William Wyssmüller, whose father and grandfather were both farmers, was born and bred in rural Fribourg. He did his apprenticeship as a cheesemaker in the dairy in Vuadens, a village in the district of Gruyère. He discovered his vocation in cheesemaking when he was 21 and attending the cheesemaking school in Granges-Neuve. “I have always loved to watch the transformation of milk, through all the different stages that turns milk into Gruyère or Vacherin cheese. The idea came to me when I was learning chemistry and management. It was then that I realised cheesemaking was a field where I could develop all my skills,” he confided. When he was 25 he took over the village cheesemaking dairy and turned it into a going concern. He is currently working on developing his own brand of fondue.
The two meet
The two men had heard of each other for some time, but it was in 2012 in Valais, at an event where they were both serving their cheeses that they shook hands for the first time. After a few exchanges on social media they agreed to meet up in Gruyère. It was at this meeting that their collaboration started to take form. Eddy recalls: “At that time I had taken over the dairy of the neighbouring village and my production had doubled. I was wondering what to do with this surplus and it was William who suggested that I use it to make a fondue. I thought to myself that he was not quite all there in the head to want to make fondue with Raclette,” he confessed. “To do something gastronomically out of the ordinary, you sometimes have to forget what you think you know,” explains William. “I asked Eddy to bring me some of his cheese so I could test it. I compared the way it melted with the way Gruyère and Vacherin melt. The best mix is a combination of a seven-month Bagnes with two other cheeses. We had our friends taste the mix and they liked it. Our association started at this point.”
Their shared product
The two partners produce thirty tonnes of year of this Fribourg-Valais fondue mix (ten tonnes of each of cheese). It contains a twelve-month-old Gruyère, a Vacherin at least five months old, and a Bagnes that has matured for seven months. The two men sell their fondue both directly and through the county’s two main cooperatives.

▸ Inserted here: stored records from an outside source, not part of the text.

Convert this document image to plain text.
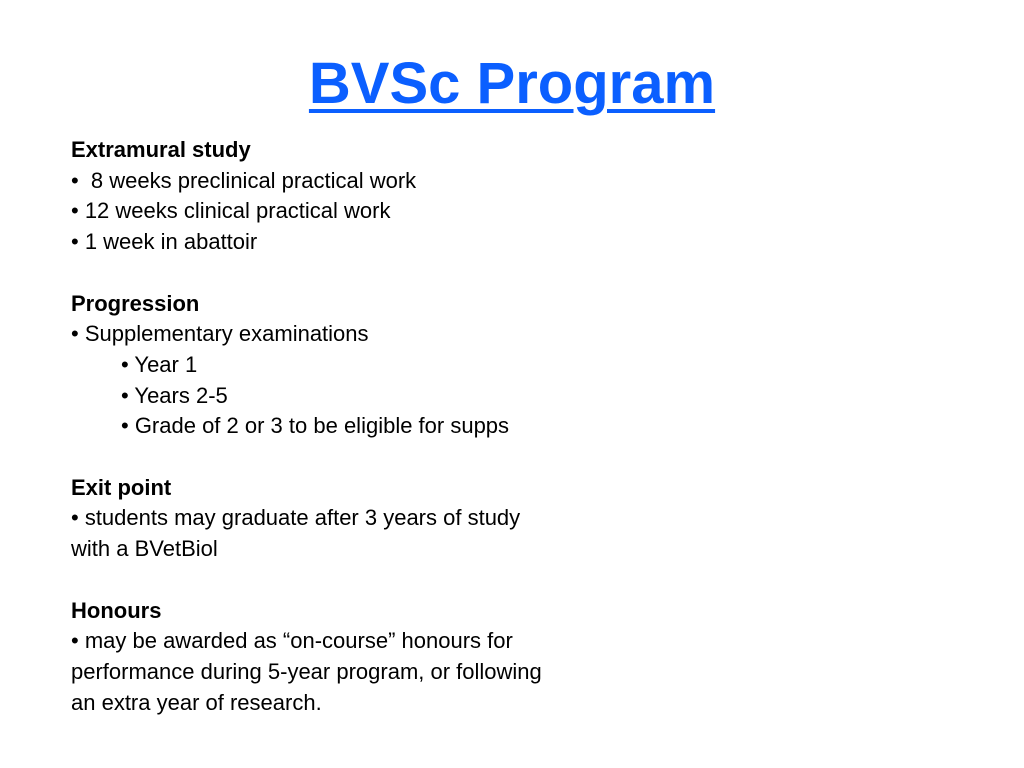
BVSc Program
Extramural study
•  8 weeks preclinical practical work
• 12 weeks clinical practical work
• 1 week in abattoir
Progression
• Supplementary examinations
• Year 1
• Years 2-5
• Grade of 2 or 3 to be eligible for supps
Exit point
• students may graduate after 3 years of study
with a BVetBiol
Honours
• may be awarded as “on-course” honours for
performance during 5-year program, or following
an extra year of research.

Their Gault&Millau distinction
“I wanted to make a gastronomic statement with fondue, and I was interested in the trends you see on social media. It was at this point that I discovered that Gault&Millau also award distinctions to locally made gourmet products,” William explained. “In agreement with my business partner I approached Gault&Millau in 2016. They agreed to taste and assess our product.” The meeting took place in Nyon, near Geneva. “It was a nerve-wracking experience. The experts tasted the cheese with a spoon, focusing on its effect on the nose and tongue. They identified the taste of hazel nut in our mix,” Eddy proudly recalled. Gault&Millau then accepted to include the fondue in its range of locally produced gourmet products. The Baillifard-Wyssmüller fondue thus became the first and only Swiss product with a Gault&Millau label. “It was a proactive and audacious initiative to take, but this distinction put the cherry on the cake of our partnership,” William concluded.
Good cheese according to Wyssmüller and Baillifard
“For me, cheese must be made from raw milk that has not been heat treated,” says Baillifard. “In Switzerland, we are fortunate that the AOP certification guarantees that the production methods respect animals and the environment”. According to him, a mature hard cheese has a more assertive and pleasant taste than a soft cheese. True to his reputation as King of Raclette, he especially likes a Bagnes that is “smooth and creamy, with a fruity and nutty flavour, and that does not become oily or clot when it is melted.”
For Wyssmüller, the taste, the aroma and the maturation are the most important. “It is when they mature that cheeses made with raw milk stand out. A Gruyère must be twelve months old to be good and a Bagnes at least four months. You cannot mistake the taste of a good cheese,” he explains. “Our job as craft cheesemakers is to produce high quality cheese so that people can discover, appreciate and recognise good products.”